The airlines targeted France’s policy to cancel overflights to protect domestic routes in a joint complaint lodged this week in the European Commission.
In a joint statement, the airlines said they were not questioning the right to strike but believed France was breaking EU law by not enabling flights over the country during strikes.
They argued the policy meant French air traffic controller strikes restricted the fundamental principle of freedom of movement within the EU.
Passengers on overflights were being denied their fundamental freedom to travel between member states not affected by strike action, they said.
The airlines believe there is a precedent for the complaint: a successful 1997 Spanish filing to the commission about French farmers preventing fruit and vegetable exports to the EU.
They said French air traffic control strikes had increased by 300 percent versus 2017 so far this year and noted that the French Senate had confirmed France is responsible about a third of flight delays in Europe.
“It’s not only customers flying in and out of France who are affected during French ATC strikes,’’ IAG chief executive Willie Walsh said.
“Passengers on routes that overfly France, especially the large airspace that covers Marseille and the Mediterranean, are also subject to delays and massive disruptions.”
The airlines complain the lack of progress in solving the French industrial strife has left them to pick up the pieces of the “massive disruption to the travel plans of thousands of passengers across Europe”.
They also want wider action on ATC disruptions, citing Eurocontrol figures showing more than 16,000 flights had been delayed by June this year due to strikes and more than two million passengers had been affected.
Ryanair chief executive Michael O’Leary reiterated his stance that Europe’s ATC providers were reaching the point of meltdown.
O’Leary called on national governments and the European Commission to take urgent action to ensure air traffic controllers were fully staffed and that overflights were not affected when strikes take place.
“When Greece and Italy have ATC strikes, overflights continue as normal,’’ he said. “ Why won’t France do the same?

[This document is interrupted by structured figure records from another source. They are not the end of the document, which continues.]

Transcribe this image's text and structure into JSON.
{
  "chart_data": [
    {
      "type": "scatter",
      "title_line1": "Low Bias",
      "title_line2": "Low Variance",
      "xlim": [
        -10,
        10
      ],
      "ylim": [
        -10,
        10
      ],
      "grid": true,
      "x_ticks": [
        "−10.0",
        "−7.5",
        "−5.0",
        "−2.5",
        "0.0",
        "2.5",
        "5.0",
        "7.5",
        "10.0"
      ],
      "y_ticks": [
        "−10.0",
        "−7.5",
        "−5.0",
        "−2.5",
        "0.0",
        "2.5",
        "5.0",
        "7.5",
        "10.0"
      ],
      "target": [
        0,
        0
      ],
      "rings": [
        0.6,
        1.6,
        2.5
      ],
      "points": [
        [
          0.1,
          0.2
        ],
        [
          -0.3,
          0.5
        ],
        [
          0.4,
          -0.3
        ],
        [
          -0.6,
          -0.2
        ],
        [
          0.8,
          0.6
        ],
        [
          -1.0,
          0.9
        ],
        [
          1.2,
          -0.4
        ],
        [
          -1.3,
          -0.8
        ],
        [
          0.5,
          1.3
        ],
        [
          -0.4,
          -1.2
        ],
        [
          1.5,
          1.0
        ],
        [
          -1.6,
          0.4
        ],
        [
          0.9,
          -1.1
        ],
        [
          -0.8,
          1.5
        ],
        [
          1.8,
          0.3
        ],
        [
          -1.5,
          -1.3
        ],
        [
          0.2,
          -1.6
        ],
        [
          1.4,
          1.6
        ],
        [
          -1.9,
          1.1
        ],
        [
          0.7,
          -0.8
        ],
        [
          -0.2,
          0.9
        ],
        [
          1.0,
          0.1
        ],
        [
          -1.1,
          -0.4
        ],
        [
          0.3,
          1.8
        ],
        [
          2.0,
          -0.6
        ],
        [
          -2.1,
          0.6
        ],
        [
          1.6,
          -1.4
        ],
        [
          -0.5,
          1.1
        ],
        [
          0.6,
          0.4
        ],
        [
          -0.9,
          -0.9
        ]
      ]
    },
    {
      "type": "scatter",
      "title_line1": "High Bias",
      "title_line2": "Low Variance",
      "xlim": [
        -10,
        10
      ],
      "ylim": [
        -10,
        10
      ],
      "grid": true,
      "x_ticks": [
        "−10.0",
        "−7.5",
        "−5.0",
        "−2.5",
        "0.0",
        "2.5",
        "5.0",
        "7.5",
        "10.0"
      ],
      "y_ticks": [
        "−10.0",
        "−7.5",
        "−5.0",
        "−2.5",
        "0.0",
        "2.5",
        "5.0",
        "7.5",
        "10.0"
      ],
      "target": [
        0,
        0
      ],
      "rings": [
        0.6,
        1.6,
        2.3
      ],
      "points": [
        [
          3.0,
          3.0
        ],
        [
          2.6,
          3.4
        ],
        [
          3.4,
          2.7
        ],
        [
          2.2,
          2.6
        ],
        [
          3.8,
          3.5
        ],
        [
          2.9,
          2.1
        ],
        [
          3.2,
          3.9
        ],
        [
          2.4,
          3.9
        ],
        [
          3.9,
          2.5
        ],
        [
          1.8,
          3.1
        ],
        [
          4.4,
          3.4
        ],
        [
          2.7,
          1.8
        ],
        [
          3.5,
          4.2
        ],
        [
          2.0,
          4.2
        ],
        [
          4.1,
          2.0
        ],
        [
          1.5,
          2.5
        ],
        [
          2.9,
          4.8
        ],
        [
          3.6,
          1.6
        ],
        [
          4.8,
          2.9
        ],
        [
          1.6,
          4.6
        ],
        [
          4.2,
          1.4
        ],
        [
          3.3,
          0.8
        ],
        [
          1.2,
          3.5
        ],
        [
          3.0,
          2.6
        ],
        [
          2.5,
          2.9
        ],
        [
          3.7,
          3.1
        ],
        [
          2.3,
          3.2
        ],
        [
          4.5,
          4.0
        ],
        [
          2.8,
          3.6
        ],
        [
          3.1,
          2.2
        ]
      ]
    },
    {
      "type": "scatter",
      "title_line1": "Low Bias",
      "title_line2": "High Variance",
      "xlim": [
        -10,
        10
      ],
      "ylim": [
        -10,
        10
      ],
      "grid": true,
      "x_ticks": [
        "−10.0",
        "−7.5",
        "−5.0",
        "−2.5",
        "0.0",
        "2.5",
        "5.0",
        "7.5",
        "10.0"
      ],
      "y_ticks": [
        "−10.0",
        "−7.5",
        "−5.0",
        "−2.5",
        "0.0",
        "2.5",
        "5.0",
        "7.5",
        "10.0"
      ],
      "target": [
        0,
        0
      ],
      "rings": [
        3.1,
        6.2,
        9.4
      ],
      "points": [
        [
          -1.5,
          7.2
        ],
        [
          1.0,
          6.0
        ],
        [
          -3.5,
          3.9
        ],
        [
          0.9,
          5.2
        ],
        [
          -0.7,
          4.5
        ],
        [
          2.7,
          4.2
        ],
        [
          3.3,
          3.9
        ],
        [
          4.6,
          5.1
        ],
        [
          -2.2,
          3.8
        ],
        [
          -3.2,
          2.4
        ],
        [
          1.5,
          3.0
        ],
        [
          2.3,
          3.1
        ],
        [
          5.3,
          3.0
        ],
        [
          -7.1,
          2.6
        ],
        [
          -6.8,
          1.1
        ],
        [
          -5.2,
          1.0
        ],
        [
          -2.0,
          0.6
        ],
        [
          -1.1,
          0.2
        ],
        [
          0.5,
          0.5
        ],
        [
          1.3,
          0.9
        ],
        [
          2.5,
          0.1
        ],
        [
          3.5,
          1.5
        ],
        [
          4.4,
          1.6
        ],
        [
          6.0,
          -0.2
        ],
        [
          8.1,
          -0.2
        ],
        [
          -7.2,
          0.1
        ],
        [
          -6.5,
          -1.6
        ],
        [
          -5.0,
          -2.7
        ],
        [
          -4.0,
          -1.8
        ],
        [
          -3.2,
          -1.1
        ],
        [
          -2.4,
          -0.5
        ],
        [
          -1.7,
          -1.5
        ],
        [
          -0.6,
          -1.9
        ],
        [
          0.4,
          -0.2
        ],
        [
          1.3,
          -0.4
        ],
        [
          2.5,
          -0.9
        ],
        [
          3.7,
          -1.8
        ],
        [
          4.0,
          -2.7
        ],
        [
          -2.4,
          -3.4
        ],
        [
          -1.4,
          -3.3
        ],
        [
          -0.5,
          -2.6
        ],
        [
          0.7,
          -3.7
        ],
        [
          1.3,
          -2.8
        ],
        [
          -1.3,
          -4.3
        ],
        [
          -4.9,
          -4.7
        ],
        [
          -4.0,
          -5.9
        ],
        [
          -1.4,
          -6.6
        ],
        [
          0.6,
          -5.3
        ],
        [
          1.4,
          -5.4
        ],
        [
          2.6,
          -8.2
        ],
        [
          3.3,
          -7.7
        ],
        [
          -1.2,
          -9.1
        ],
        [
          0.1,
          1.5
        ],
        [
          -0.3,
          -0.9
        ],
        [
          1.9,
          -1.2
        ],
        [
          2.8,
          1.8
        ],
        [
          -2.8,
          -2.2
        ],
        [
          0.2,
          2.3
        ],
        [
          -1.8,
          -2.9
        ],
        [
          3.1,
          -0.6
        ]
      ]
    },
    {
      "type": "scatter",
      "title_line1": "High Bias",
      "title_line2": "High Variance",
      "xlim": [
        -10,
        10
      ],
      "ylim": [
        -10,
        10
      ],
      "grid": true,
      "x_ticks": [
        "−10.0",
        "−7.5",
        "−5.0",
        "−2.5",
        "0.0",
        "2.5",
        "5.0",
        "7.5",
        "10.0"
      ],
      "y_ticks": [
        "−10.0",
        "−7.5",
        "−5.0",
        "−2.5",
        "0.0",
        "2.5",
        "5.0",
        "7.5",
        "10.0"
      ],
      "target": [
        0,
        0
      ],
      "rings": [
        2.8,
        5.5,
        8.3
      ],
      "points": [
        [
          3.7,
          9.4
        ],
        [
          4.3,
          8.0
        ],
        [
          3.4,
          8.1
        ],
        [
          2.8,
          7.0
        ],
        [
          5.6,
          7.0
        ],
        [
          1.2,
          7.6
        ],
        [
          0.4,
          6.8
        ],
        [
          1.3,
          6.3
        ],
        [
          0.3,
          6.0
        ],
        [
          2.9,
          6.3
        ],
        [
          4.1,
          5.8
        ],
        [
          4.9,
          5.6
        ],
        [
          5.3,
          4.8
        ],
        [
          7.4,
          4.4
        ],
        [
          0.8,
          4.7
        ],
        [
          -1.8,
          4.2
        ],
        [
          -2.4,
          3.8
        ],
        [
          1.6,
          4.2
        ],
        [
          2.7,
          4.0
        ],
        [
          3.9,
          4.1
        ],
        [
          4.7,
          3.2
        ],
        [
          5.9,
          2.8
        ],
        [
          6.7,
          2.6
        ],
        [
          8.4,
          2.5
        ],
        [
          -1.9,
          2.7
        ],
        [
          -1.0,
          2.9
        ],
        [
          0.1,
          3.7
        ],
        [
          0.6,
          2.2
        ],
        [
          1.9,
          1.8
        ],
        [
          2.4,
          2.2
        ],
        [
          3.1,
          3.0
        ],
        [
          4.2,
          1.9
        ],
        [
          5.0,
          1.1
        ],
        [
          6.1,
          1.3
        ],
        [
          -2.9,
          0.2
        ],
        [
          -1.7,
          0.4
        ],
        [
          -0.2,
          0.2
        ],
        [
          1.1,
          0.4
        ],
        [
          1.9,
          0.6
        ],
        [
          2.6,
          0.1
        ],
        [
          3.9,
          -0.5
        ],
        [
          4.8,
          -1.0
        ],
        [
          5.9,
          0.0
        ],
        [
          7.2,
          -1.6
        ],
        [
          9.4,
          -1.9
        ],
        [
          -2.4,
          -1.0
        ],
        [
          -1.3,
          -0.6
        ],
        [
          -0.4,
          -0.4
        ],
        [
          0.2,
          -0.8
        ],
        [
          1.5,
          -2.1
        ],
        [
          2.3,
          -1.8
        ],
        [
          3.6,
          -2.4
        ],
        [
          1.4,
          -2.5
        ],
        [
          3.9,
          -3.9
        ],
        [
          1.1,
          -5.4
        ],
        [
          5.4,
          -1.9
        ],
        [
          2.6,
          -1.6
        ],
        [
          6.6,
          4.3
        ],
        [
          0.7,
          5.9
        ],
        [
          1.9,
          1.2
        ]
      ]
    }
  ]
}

“ATC providers (especially in Germany and the UK) are hiding behind adverse weather and euphemisms such as “capacity restrictions” when the truth is they are not rostering enough air traffic controllers to cater for the number of flights that are scheduled to operate.”
Ryanair also has its own industrial trouble with pilots in Ireland striking for a third day this week and cabin and ground crew in Spain, Portugal, Belgium and Italy also taking action in support of improved conditions.
The low-cost carrier on Monday reported a 20 percent decline in first-quarter profit despite a 7 percent rise in passenger numbers and 9 percent increase in revenue.
It said overcapacity in Europe and the earlier timing of Easter saw fares fall 4 percent while costs rose on higher fuel prices, the impact of industrial action and higher staff expenses, including a 20 percent increase in pilot pay.
The airline predicted fares would remain flat in the second quarter, rising just 1 percent instead of an expected 4 percent, but retained its 2019 financial year after tax profit guidance of €1.25bn to €1.35bn.